The underlying æsthetic (artistic, moral, and otherwise) plays a strong role in shaping all sorts of societal goals and can lead to ludicrous excess. Take for example today's news that the American military spent 7.5 million dollars in the 90s developing a bomb that would, when exploded, somehow make the opposing military force instantly homosexual, thereby ruining their effectiveness as a fighting force. The pursuit of such a bomb suggests three dubious presuppositions:

  • It's possible to quickly and reliably make people homosexual by exposing them to an environmental agent.
  • Homosexuals are inferior warriors to heterosexuals.
  • Making another fighting force homosexual is a better way of rendering them impotent than other methods (in terms of cost-effectiveness and/or humanitarian goals).

That such a plan ever reached the stage where it could receive a hundred dollars in research grant money, let alone 7.5 million, boggles the mind. But the existence of such a program fits in perfectly with the military's psychological paradigm during that time. Remember, in the early 90s Bill Clinton initially hoped to scrap the military's anti-gay policy but quickly met such resistance from entrenched military homophobes that he eventually had to settle for the infuriatingly compromised "Don't Ask/Don't Tell" policy. In those days the military brass had such faith in the inferiority of gay soldiers that it comes as little surprise that they would approve research for a bomb to render foes gay (and thus helpless against our noble — and assuredly — heterosexual warriors). Doing so would be a huge fuck you to the weak-wristed Clintonistas, a money-where-the-mouth-is demonstration that gayness is such a liability that it's actually worth weaponizing. In other times, under other paradigms, I can imagine a military approving bombs that would render other armies black, female, Jewish (or otherwise non-Christian), or, best of all, non-American. I wonder how many millions would have to be spent on a "bomb to make a foe non-American" before someone asked, "But what if the foe isn't American to begin with?"

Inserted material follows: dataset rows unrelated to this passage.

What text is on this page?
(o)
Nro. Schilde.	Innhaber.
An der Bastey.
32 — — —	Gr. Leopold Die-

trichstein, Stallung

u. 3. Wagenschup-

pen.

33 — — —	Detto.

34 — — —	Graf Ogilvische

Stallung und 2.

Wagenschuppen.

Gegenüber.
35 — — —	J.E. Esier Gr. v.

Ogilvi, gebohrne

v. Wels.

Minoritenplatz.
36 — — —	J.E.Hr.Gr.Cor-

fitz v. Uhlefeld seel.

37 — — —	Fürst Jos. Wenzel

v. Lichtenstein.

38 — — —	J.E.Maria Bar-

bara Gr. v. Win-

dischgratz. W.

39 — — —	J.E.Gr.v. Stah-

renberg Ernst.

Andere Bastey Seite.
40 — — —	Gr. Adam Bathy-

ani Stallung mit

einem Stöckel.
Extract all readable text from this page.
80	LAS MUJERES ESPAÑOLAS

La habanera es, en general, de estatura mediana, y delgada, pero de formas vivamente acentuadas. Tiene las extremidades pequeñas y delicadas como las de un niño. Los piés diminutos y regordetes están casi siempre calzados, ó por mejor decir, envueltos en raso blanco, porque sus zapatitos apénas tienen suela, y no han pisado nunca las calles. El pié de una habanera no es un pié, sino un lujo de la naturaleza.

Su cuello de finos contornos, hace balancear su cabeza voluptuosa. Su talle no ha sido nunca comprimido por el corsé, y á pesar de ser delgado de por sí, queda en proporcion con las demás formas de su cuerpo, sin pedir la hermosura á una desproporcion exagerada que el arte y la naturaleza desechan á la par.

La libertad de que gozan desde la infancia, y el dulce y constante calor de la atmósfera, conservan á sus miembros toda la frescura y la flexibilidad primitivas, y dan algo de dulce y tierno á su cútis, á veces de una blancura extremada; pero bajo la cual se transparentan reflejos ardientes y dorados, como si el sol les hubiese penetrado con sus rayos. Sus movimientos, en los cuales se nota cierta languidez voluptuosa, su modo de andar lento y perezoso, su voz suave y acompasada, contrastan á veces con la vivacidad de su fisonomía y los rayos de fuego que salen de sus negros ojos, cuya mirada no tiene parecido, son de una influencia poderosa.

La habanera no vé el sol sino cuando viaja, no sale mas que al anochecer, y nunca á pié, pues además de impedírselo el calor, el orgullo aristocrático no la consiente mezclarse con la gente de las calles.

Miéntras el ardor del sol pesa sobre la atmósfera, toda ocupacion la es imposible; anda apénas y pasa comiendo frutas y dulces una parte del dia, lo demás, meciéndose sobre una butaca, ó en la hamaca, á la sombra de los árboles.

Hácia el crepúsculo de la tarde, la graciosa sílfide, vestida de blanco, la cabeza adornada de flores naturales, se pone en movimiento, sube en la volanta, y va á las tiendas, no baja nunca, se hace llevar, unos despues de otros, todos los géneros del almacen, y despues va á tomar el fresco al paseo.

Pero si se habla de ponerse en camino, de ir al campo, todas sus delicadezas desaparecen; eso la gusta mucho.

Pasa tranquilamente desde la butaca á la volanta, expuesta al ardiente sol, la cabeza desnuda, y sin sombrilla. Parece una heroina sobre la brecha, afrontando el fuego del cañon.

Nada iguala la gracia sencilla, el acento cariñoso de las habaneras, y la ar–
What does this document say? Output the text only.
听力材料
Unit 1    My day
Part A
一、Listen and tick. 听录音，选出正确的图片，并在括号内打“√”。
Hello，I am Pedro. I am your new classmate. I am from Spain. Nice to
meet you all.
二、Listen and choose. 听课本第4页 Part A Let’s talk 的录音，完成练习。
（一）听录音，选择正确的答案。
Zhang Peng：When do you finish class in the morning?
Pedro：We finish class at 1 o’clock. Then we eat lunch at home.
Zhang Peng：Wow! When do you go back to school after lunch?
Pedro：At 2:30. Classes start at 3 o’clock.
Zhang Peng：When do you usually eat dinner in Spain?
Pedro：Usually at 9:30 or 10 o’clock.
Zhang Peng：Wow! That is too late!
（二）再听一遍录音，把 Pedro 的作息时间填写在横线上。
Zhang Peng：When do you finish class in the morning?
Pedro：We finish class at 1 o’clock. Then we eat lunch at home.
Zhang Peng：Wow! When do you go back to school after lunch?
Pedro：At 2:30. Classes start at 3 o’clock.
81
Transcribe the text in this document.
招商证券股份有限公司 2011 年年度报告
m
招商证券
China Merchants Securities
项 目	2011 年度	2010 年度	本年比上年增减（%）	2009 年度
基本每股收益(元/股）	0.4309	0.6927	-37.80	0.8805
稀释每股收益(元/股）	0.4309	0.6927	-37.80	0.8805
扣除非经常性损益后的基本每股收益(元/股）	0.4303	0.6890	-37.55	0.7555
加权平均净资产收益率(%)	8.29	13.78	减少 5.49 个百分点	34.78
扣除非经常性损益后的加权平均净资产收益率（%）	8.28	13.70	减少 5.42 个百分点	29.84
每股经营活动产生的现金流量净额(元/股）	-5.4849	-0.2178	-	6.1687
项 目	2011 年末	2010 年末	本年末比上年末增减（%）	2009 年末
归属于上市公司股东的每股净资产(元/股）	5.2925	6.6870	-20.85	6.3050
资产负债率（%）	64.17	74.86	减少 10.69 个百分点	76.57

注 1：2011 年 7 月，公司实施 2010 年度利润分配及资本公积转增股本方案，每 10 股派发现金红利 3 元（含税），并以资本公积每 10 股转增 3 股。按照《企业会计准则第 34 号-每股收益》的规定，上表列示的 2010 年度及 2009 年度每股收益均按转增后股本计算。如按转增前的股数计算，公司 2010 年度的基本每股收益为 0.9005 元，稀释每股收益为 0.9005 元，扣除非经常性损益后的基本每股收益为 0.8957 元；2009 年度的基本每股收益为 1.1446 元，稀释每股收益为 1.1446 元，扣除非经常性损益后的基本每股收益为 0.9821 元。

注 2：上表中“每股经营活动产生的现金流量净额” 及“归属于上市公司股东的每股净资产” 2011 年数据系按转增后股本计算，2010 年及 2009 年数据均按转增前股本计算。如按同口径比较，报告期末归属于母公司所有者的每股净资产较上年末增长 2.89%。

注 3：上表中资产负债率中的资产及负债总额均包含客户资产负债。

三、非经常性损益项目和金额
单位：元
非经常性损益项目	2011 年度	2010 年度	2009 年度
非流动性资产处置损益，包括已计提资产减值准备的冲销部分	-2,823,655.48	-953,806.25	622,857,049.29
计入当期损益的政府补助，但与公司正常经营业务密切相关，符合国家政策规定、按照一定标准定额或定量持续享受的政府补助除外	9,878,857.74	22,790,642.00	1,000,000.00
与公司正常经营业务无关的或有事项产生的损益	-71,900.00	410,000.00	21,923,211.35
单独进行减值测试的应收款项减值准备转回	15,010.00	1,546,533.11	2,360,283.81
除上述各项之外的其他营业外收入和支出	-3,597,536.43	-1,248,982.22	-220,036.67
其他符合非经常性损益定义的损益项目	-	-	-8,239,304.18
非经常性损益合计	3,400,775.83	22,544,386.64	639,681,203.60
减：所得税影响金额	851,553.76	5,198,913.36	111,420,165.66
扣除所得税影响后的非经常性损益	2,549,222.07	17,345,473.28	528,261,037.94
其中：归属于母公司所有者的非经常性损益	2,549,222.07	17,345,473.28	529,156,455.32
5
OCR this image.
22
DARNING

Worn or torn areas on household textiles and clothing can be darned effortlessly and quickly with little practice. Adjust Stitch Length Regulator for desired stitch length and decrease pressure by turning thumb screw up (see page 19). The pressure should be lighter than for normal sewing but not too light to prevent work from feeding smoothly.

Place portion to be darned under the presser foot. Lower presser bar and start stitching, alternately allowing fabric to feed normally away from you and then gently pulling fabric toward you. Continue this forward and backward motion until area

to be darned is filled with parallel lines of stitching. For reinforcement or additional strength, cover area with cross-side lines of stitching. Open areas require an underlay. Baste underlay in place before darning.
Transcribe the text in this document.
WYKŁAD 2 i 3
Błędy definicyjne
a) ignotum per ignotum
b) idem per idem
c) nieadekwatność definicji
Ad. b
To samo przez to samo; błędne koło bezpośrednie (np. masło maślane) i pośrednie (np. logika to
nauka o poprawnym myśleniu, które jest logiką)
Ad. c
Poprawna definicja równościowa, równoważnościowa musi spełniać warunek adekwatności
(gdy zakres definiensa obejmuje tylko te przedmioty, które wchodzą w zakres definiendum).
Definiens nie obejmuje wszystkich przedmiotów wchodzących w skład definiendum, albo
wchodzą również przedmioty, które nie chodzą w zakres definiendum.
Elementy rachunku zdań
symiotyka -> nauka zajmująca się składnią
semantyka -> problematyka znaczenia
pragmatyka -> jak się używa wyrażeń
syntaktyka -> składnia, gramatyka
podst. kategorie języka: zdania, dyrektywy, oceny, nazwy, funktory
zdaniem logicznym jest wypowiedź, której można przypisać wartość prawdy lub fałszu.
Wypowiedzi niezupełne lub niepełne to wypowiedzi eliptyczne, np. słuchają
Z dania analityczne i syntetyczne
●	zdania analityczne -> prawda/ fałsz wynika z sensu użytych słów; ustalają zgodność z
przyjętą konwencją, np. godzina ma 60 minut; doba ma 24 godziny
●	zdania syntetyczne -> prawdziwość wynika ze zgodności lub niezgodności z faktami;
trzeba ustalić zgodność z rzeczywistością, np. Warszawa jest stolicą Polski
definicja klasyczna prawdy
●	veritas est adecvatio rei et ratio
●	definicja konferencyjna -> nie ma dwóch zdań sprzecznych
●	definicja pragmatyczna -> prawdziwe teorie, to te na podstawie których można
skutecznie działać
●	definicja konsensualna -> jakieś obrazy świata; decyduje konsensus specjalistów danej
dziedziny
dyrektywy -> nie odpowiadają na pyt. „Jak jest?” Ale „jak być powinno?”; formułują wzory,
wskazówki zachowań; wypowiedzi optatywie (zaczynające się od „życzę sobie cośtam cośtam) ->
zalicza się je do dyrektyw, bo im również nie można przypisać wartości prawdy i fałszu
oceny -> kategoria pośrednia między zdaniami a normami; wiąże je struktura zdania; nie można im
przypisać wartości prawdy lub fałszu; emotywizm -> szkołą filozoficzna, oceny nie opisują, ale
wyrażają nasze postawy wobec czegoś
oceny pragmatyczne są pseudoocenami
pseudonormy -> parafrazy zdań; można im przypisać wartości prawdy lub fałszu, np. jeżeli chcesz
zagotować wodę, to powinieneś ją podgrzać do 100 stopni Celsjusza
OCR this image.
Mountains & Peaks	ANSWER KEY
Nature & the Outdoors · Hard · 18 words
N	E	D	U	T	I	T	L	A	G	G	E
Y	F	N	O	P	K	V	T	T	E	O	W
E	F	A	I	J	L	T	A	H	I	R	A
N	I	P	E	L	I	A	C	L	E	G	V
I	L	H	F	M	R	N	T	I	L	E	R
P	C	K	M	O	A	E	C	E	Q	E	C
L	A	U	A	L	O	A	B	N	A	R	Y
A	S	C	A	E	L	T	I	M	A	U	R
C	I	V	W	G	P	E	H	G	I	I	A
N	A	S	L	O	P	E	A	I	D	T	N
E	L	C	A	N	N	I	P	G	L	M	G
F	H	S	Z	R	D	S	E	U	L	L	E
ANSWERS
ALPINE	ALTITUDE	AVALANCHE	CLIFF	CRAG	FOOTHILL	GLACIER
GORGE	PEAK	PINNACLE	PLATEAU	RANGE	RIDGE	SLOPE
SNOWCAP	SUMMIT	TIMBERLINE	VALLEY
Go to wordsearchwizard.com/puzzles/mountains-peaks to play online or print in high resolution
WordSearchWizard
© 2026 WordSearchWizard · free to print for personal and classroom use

This afternoon Gretchen decided to use the gas-powered lawn mower for its first deployment in over a year. The grass had grown beyond the capabilities of our human-powered spool mower, and while we awaited the delivery of a better spool mower, it seemed like a worthy excursion into the gasoline paradigm. But, after years of altercations with rocks, that mower's blade is so bent and distorted that it tends to catch on things, inevitably slamming something so hard that it ends up bent into a compromised shape. After it arrived at such uselessness during today's mowing, I tried to remove the blade but found the 5/8 inch bolt holding it had seized. This forced me to do the best I could at banging the blade into shape while it was still attached to the mower. Let me tell you, that is some seriously miserable work.